Dopo almeno cinque minuti mi alzo e mi rendo conto che non riesco a camminare, non riesco a caricare il peso sul piede sinistro. Avanzo a passettini e ci metto almeno venti minuti ad arrivare al ristoro. Penso che si tratti di una botta superficiale e che il dolore sparirà di lì a poco; mi rivolgo all’infermiera lì presente, che mi conferma che i fisioterapisti sono ad Ollomont, 12 km dopo. Mi propone una fasciatura per stabilizzare la gamba, la ringrazio ed accetto: meglio che niente. C’è Laura con me, che mi porta qualcosa da mangiare e mi massaggia la gamba: è più una coccola che un massaggio. Guardo dietro di lei, ci sono delle persone: “Tesoro, guarda, c’è Guendalina Sibona!” Laura si gira, e si dimentica di avere un marito moribondo!! Va da Guendalina, sempre molto gentile ed alla mano, le fa i complimenti per le sue imprese, è dispiaciuta di non avere con sé il libro per farselo autografare… ehi moglie, torna qui, sto male!!! Non avevo in programma di fermarmi ad Oyace, non avevo sonno, ma decido di dormire un’ora per lasciare che il dolore della botta passi.
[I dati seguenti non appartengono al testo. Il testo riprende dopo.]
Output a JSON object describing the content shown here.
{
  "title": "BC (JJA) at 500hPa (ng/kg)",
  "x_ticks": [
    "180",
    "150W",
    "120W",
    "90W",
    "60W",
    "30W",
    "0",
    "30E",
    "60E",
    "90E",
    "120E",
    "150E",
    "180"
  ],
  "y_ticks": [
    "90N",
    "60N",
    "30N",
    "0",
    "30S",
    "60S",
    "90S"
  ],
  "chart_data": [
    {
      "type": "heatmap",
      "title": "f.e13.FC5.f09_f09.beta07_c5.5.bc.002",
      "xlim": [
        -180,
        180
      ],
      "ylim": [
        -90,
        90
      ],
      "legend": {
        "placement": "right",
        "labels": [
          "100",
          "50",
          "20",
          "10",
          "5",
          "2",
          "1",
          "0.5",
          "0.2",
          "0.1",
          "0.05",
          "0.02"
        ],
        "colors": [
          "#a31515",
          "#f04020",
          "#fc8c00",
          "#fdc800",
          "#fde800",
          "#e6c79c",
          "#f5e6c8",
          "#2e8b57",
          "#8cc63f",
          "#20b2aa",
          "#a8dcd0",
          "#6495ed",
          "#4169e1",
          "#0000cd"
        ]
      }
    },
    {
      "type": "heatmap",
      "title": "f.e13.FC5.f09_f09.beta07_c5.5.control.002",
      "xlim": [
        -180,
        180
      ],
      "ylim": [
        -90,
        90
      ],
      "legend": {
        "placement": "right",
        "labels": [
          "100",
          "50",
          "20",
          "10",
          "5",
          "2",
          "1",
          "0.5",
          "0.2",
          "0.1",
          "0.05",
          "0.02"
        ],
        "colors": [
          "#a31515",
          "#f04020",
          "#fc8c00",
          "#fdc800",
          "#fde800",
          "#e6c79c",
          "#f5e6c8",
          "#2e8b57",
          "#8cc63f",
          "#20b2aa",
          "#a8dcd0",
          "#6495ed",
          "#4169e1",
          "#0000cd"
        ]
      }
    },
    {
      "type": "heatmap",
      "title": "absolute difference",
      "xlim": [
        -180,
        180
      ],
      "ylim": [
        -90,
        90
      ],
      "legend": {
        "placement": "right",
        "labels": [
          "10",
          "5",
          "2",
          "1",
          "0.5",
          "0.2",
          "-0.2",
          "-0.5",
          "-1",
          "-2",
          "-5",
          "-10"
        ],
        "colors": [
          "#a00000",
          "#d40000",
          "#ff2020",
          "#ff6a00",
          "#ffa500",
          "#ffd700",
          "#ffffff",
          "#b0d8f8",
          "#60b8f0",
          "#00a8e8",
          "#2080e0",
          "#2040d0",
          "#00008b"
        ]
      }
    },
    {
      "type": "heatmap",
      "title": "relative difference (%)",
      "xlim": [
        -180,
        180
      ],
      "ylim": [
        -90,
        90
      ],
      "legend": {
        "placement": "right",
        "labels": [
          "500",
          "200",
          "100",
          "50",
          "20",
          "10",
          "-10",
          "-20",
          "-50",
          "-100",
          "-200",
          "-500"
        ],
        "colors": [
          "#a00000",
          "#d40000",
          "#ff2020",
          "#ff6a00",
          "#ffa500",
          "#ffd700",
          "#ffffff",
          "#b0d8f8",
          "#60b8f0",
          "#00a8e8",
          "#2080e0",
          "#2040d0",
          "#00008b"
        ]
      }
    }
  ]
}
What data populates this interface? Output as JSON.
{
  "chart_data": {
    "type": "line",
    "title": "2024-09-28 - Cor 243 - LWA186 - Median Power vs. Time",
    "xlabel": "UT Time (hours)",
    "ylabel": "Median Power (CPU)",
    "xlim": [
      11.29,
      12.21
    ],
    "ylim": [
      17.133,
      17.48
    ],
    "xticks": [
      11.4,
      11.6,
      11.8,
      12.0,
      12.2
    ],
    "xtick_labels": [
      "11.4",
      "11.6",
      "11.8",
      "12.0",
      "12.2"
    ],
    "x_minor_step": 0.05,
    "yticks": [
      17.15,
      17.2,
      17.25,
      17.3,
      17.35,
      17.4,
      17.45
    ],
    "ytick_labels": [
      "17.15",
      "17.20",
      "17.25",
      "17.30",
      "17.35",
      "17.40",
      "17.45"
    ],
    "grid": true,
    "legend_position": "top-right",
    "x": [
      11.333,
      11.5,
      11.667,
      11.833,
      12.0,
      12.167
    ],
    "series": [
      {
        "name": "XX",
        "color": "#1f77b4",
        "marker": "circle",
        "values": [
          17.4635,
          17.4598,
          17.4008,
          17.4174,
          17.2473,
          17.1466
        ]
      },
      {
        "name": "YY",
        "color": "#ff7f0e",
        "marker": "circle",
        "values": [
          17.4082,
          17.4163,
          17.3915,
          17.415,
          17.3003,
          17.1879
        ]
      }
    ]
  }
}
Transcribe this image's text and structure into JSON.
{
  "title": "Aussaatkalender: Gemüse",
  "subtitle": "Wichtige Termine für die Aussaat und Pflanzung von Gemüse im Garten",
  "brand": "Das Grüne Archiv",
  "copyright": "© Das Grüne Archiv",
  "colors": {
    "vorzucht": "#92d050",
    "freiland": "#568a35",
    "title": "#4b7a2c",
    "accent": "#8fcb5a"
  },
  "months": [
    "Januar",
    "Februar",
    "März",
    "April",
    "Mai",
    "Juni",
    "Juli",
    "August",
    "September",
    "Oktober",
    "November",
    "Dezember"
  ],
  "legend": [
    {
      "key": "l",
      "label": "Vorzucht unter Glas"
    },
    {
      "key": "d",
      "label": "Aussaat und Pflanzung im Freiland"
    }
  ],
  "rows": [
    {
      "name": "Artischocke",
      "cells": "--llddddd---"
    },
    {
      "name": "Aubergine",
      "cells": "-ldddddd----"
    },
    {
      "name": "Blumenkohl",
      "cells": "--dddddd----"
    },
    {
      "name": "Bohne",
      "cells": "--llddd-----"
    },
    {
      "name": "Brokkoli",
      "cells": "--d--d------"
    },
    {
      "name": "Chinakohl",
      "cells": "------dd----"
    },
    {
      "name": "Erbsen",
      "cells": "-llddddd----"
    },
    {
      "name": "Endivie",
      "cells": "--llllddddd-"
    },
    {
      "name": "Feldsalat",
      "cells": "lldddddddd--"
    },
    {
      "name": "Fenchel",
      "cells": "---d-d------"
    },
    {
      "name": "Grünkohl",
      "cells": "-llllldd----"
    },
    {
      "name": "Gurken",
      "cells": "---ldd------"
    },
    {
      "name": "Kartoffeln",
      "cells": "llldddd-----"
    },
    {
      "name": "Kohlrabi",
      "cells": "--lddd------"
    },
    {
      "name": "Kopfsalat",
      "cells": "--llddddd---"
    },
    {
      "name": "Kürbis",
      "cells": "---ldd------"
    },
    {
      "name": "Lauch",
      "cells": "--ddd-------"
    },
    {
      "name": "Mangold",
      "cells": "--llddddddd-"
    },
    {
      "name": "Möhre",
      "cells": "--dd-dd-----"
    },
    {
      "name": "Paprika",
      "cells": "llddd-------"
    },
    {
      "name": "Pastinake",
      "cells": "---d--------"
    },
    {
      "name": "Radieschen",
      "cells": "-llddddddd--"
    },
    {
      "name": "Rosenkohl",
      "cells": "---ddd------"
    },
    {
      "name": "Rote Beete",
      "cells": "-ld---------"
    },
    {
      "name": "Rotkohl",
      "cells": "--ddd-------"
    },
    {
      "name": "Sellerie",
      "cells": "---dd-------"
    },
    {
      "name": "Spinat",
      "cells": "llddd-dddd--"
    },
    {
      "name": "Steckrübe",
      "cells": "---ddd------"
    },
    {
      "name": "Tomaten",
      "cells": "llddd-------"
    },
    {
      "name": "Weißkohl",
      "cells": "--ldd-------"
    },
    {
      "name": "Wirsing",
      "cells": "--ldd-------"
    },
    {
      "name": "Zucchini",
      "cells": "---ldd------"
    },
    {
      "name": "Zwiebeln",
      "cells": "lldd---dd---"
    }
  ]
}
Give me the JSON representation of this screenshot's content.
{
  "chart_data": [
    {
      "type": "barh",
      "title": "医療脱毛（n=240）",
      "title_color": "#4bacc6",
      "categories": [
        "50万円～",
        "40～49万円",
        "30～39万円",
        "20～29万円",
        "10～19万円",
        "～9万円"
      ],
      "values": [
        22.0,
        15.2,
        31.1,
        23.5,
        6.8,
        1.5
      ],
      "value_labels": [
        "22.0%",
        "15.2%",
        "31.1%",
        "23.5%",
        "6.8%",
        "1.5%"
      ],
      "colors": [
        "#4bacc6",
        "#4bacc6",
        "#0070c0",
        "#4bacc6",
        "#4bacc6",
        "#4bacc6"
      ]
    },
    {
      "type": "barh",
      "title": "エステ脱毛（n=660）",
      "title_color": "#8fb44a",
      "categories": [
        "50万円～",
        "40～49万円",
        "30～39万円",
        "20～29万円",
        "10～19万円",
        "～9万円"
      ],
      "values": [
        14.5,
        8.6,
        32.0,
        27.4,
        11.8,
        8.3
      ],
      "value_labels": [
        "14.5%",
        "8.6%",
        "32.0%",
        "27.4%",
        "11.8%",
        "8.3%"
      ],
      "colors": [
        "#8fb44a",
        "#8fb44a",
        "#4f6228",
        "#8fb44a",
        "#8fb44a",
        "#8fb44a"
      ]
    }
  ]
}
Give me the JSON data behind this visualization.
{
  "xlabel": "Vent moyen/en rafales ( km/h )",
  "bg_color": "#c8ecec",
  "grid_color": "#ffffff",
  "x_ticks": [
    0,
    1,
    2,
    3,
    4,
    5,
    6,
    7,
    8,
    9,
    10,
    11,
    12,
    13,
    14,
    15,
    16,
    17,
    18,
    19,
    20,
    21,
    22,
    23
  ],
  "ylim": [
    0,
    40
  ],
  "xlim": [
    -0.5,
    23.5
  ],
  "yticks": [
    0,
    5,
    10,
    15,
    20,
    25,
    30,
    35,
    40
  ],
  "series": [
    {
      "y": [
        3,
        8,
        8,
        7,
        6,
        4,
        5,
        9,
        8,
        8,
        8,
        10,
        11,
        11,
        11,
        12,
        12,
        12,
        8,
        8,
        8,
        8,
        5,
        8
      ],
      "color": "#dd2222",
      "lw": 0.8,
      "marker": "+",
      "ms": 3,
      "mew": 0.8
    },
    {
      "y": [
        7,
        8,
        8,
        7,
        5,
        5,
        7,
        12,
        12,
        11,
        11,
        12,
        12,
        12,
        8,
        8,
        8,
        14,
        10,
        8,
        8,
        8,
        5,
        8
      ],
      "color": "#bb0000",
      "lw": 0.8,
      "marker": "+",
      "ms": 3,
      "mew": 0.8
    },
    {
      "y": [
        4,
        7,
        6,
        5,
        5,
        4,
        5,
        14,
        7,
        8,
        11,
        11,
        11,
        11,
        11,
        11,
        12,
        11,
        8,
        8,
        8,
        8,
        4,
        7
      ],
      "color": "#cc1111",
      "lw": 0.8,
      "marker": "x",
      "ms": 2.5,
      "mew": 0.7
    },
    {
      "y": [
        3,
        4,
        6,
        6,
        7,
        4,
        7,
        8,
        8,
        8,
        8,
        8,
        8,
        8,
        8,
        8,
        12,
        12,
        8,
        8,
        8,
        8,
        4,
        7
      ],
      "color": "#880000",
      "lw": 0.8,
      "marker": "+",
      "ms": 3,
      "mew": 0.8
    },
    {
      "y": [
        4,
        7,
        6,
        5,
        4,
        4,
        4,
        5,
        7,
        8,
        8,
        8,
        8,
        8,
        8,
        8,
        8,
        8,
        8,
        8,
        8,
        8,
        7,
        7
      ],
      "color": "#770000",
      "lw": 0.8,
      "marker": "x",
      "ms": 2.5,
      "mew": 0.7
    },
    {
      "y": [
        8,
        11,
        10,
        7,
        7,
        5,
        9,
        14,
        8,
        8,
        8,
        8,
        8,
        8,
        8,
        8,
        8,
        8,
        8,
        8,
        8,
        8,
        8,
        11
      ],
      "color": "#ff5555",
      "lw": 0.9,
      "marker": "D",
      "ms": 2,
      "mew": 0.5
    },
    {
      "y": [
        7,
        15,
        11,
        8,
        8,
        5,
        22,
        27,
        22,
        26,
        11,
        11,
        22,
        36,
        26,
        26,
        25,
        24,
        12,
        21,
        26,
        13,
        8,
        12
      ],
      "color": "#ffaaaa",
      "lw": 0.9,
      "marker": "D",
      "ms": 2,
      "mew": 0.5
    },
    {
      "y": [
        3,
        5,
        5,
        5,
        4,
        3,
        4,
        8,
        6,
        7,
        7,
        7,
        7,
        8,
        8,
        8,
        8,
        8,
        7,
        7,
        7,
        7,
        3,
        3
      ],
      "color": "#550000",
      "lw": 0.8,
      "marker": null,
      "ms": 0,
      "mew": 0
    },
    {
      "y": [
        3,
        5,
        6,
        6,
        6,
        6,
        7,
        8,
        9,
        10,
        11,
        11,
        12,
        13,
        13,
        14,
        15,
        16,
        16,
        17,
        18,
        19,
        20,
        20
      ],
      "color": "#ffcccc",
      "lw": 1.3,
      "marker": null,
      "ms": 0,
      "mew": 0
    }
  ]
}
Quando mi rialzo dopo la dormita, non è cambiato niente: non riesco a camminare se non a piccoli passettini. Sono perplesso, Laura mi guarda minacciosa e mi dice una sola frase: “non penserai mica di ritirarti, vero?” Mi basta questo. “Mi devono sparare e mi devono strappare il pettorale con la forza”, la decisione è presa, si va avanti in qualsiasi modo fino alla fine.
Prendo un Brufen per attenuare il dolore, esco dal ristoro e trovo Giacomo, che cerca di incoraggiarmi in tutti i modi, sempre positivo, ma lo sguardo parla chiaro: sei spacciato amico, ti vedo male!
All'uscita del ristoro di Oyace, in piedi, in equilibrio instabile, termina ufficialmente il mio TOR da atleta, in cui mi sto adoperando per una prestazione sportiva dignitosa, ed inizia un altro TOR, fatto di sofferenza, con l'obiettivo di arrivare in fondo. Insomma, questa gara è stata il mio sogno da quando ancora non facevo trail, è il TOR, non la corsa della sagra del peperone di Zero Branco, e va onorata fino in fondo.
Inizia subito la salita per il Col Brison, avanzo lentissimo e cerco di trovare una configurazione del passo efficiente per la situazione attuale. All'istante penso che così non andrò da nessuna parte, però noto presto una cosa che mi dà morale: in parecchi mi superano, ma non vanno poi molto più veloci di me, ed inoltre durante la salita supero due persone: incredibile! Quando ricomincio ad abbattermi perché non riesco ad avanzare, sbuca il ristoro di Bruson arp, prima del colle: non riesco a credere che sono riuscito in versione zombie a fare 1.000 D+. Mi ricarico e percorro gli ultimi 350D+ fino al colle, ed inizio un passo alla volta (è il caso di dirlo) la discesa verso Ollomont. Ci metto un sacco di tempo, ma riesco ad accodarmi a due atleti che vanno molto piano, riesco a tenere il passo e, incredibilmente, arrivo al paese. Dopo sei ore dalla partenza (un'eternità) da Oyace, arrivo alla base vita. C'è ancora speranza, di sicuro i fisioterapisti si inventeranno qualcosa. Mancano 50 km all'arrivo, sarà durissima, ma posso ancora farcela. Tendone, Laura, fisioterapisti, una brandina: crollo esausto.